W opozycji do swojego trenera nie boją się stanąć nawet jego piłkarze. – Jesteśmy „Barcą”, musimy walczyć o największe trofea – ligę, Puchar Króla, Superpuchar. Nie możemy wychodzić na mecz, by zobaczyć, co się stanie. Musimy rywalizować, by wygrać i zdobyć jak największą liczbę tytułów – oznajmił Ronald Araujo przed meczem z Benficą. Nie trzeba tu zbyt wiele dodawać. Różnica jest więcej niż ewidentna. Piłkarze chcą walki o wszystko, zarówno ci młodzi z La Masii, jak i ci doświadczeni jak Pique.

Wychowankowie przejmują stery

W bieżącym sezonie w barwach FC Barcelona zagrało już DWUNASTU wychowanków. To liczba równa prawie połowie całej kadry klubu z Katalonii. Aż OŚMIU z tych piłkarzy to zawodnicy poniżej 23. roku życia. Na pierwszy plan z całej tej grupy wysuwa się zdecydowanie trójka: Araujo, Gavi oraz Nico, a ogromnego pecha miał Alejandro Balde, który doznał kontuzji, będąc w teorii pierwszym wyborem przy kontuzji Alby.

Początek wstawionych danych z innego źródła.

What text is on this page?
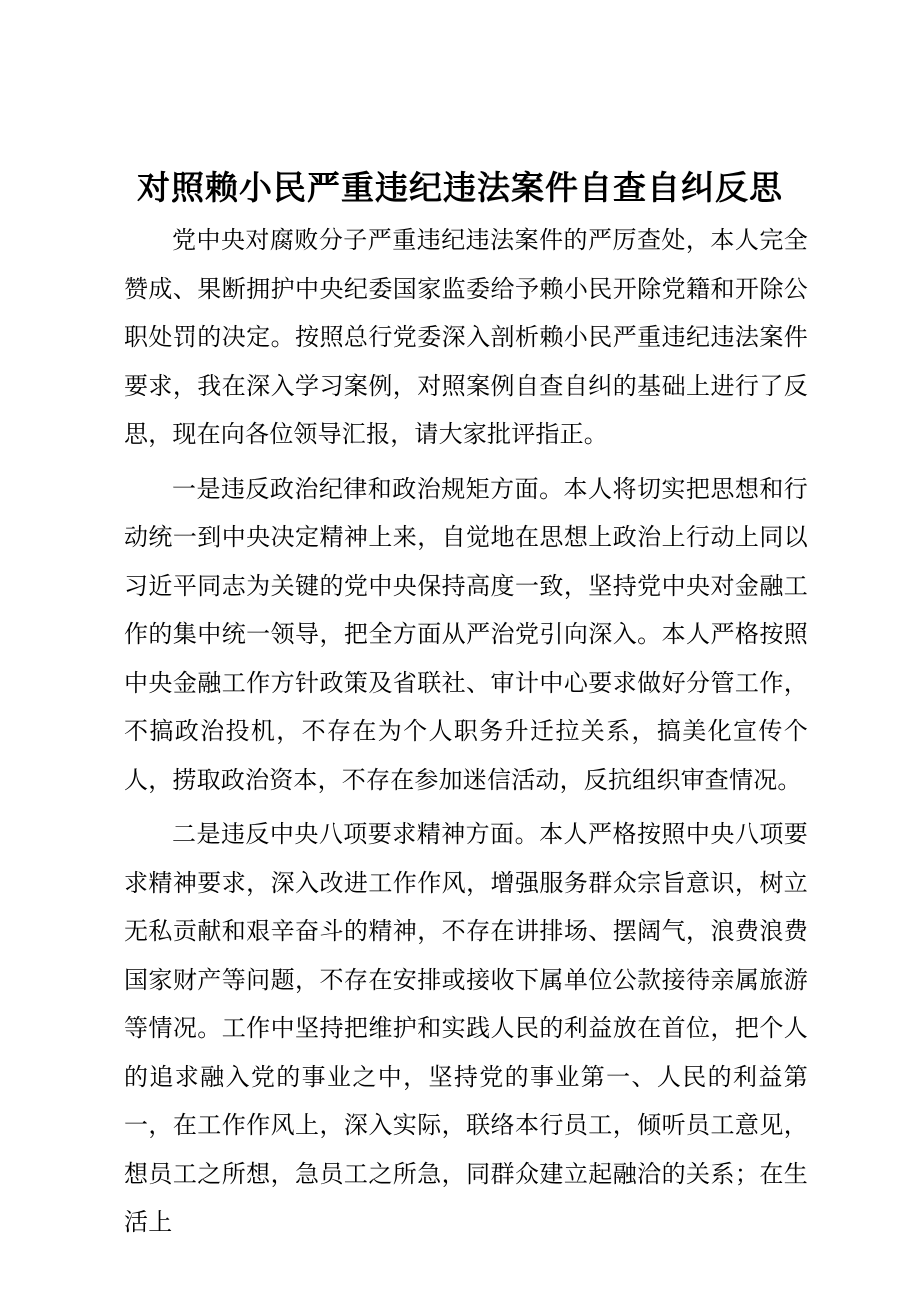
对照赖小民严重违纪违法案件自查自纠反思

党中央对腐败分子严重违纪违法案件的严厉查处，本人完全赞成、果断拥护中央纪委国家监委给予赖小民开除党籍和开除公职处罚的决定。按照总行党委深入剖析赖小民严重违纪违法案件要求，我在深入学习案例，对照案例自查自纠的基础上进行了反思，现在向各位领导汇报，请大家批评指正。

一是违反政治纪律和政治规矩方面。本人将切实把思想和行动统一到中央决定精神上来，自觉地在思想上政治上行动上同以习近平同志为关键的党中央保持高度一致，坚持党中央对金融工作的集中统一领导，把全方面从严治党引向深入。本人严格按照中央金融工作方针政策及省联社、审计中心要求做好分管工作，不搞政治投机，不存在为个人职务升迁拉关系，搞美化宣传个人，捞取政治资本，不存在参加迷信活动，反抗组织审查情况。

二是违反中央八项要求精神方面。本人严格按照中央八项要求精神要求，深入改进工作作风，增强服务群众宗旨意识，树立无私贡献和艰辛奋斗的精神，不存在讲排场、摆阔气，浪费浪费国家财产等问题，不存在安排或接收下属单位公款接待亲属旅游等情况。工作中坚持把维护和实践人民的利益放在首位，把个人的追求融入党的事业之中，坚持党的事业第一、人民的利益第一，在工作作风上，深入实际，联络本行员工，倾听员工意见，想员工之所想，急员工之所急，同群众建立起融洽的关系；在生活上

Araujo dziś jest być może najlepszym piłkarzem FC Barcelona. Gdyby nie obecność urugwajskiego stopera przed Ter Stegenem „Blaugrana” na pewno straciłaby przynajmniej kilka goli więcej. Urugwajczyk jest materiałem na stopera kompletnego. Ma wszystko: szybkość, siłę, warunki fizyczne. Jest prawdziwą skałą i ostoją drużyny Koemana, a dodatkowo mentalnym liderem.

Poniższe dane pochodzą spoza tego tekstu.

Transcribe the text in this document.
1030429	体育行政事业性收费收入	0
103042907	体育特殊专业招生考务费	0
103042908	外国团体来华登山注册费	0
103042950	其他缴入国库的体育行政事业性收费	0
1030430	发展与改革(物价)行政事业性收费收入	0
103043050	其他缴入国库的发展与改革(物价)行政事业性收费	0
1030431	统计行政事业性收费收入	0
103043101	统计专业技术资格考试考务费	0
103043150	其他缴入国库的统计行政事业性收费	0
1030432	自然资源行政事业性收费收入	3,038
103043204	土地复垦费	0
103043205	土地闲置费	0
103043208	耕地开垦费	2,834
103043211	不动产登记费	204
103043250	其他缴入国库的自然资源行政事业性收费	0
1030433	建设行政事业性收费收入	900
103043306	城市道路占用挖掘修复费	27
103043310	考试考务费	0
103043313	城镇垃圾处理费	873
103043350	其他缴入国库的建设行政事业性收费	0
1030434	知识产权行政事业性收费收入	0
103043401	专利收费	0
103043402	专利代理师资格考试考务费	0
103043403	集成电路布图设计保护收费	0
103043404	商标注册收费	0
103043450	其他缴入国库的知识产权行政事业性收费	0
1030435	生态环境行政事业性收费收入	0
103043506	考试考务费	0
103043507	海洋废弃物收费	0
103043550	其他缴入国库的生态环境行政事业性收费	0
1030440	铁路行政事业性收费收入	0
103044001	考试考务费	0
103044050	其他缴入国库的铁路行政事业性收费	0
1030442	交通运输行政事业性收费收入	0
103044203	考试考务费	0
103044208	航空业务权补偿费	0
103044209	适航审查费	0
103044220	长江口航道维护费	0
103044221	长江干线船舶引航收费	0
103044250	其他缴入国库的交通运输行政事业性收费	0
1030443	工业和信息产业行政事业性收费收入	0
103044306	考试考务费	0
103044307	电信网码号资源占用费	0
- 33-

W środku pola swoje szanse zaczynają dostawać piłkarze, o których przed sezonem mówiło się dużo. Gavi i Nico wobec kontuzji i zawieszeń dostali prawdziwą szansę od holenderskiego szkoleniowca i z pewnością ją wykorzystali. Obaj Hiszpanie w meczu z Levante wyszli w pierwszym składzie i zagrali bardzo dobre spotkanie.

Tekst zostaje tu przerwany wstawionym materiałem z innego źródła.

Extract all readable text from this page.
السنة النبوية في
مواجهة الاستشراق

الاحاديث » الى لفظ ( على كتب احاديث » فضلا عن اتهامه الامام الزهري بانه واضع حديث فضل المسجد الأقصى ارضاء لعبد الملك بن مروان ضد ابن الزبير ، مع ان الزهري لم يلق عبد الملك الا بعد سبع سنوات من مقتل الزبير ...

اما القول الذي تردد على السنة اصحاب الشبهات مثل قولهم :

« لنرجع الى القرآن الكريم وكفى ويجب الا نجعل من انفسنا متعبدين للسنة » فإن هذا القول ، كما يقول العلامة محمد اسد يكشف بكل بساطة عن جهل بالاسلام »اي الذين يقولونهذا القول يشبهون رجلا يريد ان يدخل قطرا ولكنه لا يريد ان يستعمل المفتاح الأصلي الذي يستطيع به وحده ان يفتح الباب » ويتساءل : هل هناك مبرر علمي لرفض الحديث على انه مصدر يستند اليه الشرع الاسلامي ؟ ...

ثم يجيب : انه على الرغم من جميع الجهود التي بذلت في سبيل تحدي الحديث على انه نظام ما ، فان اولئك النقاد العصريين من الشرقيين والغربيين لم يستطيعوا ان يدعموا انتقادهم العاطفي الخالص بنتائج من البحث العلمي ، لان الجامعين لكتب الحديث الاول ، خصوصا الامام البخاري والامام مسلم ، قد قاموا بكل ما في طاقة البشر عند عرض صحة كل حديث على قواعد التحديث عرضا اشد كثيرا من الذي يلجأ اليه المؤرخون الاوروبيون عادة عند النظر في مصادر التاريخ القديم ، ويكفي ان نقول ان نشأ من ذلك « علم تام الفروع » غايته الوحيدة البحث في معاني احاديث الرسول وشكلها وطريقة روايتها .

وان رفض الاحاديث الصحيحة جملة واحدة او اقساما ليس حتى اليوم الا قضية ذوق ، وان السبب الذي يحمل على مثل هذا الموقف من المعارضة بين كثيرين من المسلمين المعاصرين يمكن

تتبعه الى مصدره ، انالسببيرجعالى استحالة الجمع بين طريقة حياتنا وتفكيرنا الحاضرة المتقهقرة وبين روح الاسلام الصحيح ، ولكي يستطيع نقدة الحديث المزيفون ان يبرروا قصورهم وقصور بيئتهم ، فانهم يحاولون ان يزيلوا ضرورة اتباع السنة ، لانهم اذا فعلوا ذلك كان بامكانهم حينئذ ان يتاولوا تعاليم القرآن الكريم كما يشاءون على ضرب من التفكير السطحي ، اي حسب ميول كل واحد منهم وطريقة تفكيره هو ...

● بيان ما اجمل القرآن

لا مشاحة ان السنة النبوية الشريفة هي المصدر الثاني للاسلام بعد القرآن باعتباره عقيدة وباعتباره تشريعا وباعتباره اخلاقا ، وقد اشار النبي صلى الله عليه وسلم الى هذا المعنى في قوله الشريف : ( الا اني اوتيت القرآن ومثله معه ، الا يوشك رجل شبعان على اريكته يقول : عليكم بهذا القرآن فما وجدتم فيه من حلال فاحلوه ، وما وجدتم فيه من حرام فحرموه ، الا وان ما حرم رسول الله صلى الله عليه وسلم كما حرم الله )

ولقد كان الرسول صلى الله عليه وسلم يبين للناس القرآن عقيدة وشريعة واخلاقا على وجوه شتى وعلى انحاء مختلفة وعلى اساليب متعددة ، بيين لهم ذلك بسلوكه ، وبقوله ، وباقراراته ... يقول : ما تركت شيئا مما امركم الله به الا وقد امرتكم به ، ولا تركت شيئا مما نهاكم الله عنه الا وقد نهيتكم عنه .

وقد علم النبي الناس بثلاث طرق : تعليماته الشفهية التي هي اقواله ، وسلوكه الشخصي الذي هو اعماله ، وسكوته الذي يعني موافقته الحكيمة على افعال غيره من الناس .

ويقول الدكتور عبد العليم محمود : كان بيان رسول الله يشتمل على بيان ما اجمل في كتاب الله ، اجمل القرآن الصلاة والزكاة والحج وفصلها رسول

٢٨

Nico nazywany jest już dziś nowym Sergio Busquetsem. Takie porównania nigdy nikomu nie służą, ale naprawdę trudno nie widzieć podobieństwa. Wprawdzie już dziś jest zdecydowanie lepiej zbudowanym zawodnikiem, ale elegancja w ruchach wygląda prawie identycznie. Gavi to wirtuoz środka pola, jego podania prostopadłe bardzo pomagały Barcelonie w konstruowaniu akcji i też musiał się podobać. Nie można także zapominać o Ansu Fatim, który dopiero co wrócił po kontuzji.

Barcelona wierzy w fantazje Fatiego i Depaya

W co innego mają wierzyć kibice „Blaugrany”, mając na środku ataku Luuka de Jonga, piłkarza, który w tym sezonie nie łapał się praktycznie do składu Sevilli. Nie pozostało nic innego jak patrzenie w stronę wychowanka oraz nowego ulubieńca publiczności na Camp Nou – Memphisa Depaya.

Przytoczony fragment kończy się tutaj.